The bugs, disclosed by Amazon in an analysis of the failure, show how the size at which cloud providers operate can make them acutely vulnerable to failures in their software systems -- and acts as an object lesson of Google's statement that "at scale, everything breaks."
According to Amazon, its cloud in its US East region (10 datacentres split across four availability zones) was initially troubled by utility power fluctuations, probably caused by an electrical storm.
The outage took out key AWS technologies such as EC2
However, it was a variety of unforeseen bugs appearing in Amazon's software that caused the outage to last so long: for example, one datacentre failed to switch over to its backup generators and eventually the stores of energy in its uninterruptible power supply (UPS) were depleted, shutting down hardware in the region.
This unavailability of instances caused a "significant impact to many customers," Amazon said, but was worsened by degradation of the "control planes" — software that lets customers create, remove and change resources across the region. This inflexibility hobbled customers’ ability to respond to the outage.
And the problems didn't end there: a bottleneck appeared in Amazon’s server booting process, which meant it took longer than expected to bring key AWS components like EC2 and EBS back online. This led to a further problem for Amazon, as when it brings EBS back it needs to perform various technical operations to assure that data stored in the technology is preserved, and due to the number of affected bits of hardware "it still took several hours to complete the backlog."
Taken together, these difficulties combined to lengthen the recovery process beyond what it would normally be if a company were just bringing a generator back online.
"A bug we hadn’t seen before"
Perhaps the most critical problem for Amazon was the unforeseen bug that appeared in its Elastic Load Balancer (ELB), which is used to route traffic to servers with capacity.
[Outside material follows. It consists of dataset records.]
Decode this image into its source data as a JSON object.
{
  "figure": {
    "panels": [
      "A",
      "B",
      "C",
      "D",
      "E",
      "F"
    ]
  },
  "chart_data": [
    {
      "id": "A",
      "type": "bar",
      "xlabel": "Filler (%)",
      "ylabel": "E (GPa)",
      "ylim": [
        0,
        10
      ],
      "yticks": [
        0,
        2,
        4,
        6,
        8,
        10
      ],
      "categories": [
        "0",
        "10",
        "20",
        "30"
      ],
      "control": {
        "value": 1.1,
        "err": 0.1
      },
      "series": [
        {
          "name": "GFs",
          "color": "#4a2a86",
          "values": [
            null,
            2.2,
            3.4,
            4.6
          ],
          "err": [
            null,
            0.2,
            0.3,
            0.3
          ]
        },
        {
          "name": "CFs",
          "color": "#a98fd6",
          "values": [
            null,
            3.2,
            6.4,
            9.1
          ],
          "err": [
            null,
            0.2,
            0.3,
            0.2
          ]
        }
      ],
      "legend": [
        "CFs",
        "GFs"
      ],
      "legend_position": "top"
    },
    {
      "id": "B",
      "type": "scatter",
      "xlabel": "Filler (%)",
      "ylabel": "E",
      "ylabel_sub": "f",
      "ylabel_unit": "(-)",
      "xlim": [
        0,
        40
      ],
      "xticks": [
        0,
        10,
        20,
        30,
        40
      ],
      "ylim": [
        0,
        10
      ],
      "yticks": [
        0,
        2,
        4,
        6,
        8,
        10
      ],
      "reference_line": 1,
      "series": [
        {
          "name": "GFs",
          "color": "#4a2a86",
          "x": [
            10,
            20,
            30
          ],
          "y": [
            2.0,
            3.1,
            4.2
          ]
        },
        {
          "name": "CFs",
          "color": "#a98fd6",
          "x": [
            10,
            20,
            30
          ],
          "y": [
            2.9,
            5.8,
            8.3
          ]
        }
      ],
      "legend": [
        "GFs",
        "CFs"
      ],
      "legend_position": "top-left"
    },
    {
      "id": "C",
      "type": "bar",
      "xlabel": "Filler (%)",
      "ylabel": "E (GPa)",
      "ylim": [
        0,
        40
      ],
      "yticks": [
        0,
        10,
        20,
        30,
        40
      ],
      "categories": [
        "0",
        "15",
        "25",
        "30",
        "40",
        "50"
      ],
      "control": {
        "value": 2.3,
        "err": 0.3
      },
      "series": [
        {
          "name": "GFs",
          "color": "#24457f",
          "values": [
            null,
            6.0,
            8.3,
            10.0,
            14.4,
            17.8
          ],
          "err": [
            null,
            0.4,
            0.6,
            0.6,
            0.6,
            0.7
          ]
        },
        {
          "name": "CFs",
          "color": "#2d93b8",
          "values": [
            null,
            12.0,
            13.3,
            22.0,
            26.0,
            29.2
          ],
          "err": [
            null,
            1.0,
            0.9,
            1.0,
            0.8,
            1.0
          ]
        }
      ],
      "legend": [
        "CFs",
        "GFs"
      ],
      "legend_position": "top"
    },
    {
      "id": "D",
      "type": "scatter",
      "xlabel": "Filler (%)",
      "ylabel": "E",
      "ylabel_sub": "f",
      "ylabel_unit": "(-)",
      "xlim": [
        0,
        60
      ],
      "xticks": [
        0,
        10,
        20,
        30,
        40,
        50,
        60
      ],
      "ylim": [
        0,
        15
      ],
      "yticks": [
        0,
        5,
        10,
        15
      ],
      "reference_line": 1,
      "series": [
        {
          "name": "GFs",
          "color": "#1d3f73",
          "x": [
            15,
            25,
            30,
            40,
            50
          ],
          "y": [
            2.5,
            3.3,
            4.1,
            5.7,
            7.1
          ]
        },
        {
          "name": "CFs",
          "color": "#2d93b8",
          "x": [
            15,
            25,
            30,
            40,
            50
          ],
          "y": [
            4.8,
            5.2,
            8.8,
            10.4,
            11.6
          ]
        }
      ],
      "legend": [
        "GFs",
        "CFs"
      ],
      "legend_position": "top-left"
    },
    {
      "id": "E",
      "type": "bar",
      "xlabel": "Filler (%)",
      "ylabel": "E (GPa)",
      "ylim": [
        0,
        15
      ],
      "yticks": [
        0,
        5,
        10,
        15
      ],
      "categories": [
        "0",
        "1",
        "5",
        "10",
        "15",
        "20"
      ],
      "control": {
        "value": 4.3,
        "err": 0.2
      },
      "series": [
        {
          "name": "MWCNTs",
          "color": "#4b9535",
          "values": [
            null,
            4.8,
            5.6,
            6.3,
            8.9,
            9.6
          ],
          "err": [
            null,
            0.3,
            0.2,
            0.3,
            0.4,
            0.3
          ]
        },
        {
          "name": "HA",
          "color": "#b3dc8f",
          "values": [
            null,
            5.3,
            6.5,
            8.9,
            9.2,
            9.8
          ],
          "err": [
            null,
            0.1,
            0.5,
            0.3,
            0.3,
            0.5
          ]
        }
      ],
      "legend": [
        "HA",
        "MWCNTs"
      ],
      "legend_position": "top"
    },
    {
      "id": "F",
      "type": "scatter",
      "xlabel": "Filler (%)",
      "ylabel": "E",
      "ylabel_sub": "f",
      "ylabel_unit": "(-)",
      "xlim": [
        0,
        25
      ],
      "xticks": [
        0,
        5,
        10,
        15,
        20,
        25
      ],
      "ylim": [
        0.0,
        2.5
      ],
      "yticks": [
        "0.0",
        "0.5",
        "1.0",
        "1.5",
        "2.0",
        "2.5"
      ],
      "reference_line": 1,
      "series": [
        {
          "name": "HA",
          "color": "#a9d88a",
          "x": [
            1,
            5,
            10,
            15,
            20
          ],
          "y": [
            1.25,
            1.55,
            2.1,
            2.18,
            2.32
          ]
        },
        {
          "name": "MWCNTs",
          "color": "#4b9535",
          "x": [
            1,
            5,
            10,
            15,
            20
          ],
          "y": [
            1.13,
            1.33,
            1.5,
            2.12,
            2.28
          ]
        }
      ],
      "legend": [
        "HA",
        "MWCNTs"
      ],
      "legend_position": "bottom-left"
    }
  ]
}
When key AWS components like EC2 go down, the ELB system frantically tries to assign workloads to servers with space. However, as Amazon’s cloud rebooted, "a large number of ELBs came up in a state which triggered a bug we hadn’t seen before," the company said.
The bug meant that Amazon tried to rapidly scale the affected ELBs to ones of a larger size, flooding Amazon’s cloud with requests that caused a backlog in its control plane.
This, combined with a rise in the number of new servers being provisioned by customers in unaffected availability zones to add even more requests to the control plane, increasing the backlog still further.
A similar bug occurred in the recovery process for components of Amazon's Relational Database Service (RDS). Due to changes made to how Amazon dealt with storage failures, a bug appeared that meant RDS’s sharded across multiple availability zones did not complete failover, rendering them useless.
This bug is one which "only manifested when a certain sequence of communication failure is experienced," Amazon said, "situations we saw during this event as a variety of server shutdown sequences occurred."
All in all, though Amazon's outage happened because of an electrical storm, it was the hidden bugs in the cloud provider’s infrastructure that led to the real problems.
This strengthens the argument for cloud providers like Amazon to fully disclose their IT systems to either their customers or an independent third party for assessment, testing and inspection, as Yale academic Brian Ford has argued in his academic paper on "Icebergs in the clouds: the other risks of cloud computing" (PDF).
It also gives a real world example of the types of problems that he has theorised might arise in sufficiently large clouds.
Amazon has promised customers that it will "spend many hours over the coming days and weeks improving our understanding of the details of the various parts of this event and determining how to make further changes to improve our services and processes," but I do not think this goes far enough. In my opinion, more eyes are better, and Amazon should consider publishing further details of its technical infrastructure so customers can have as much insight into its infrastructure as it does.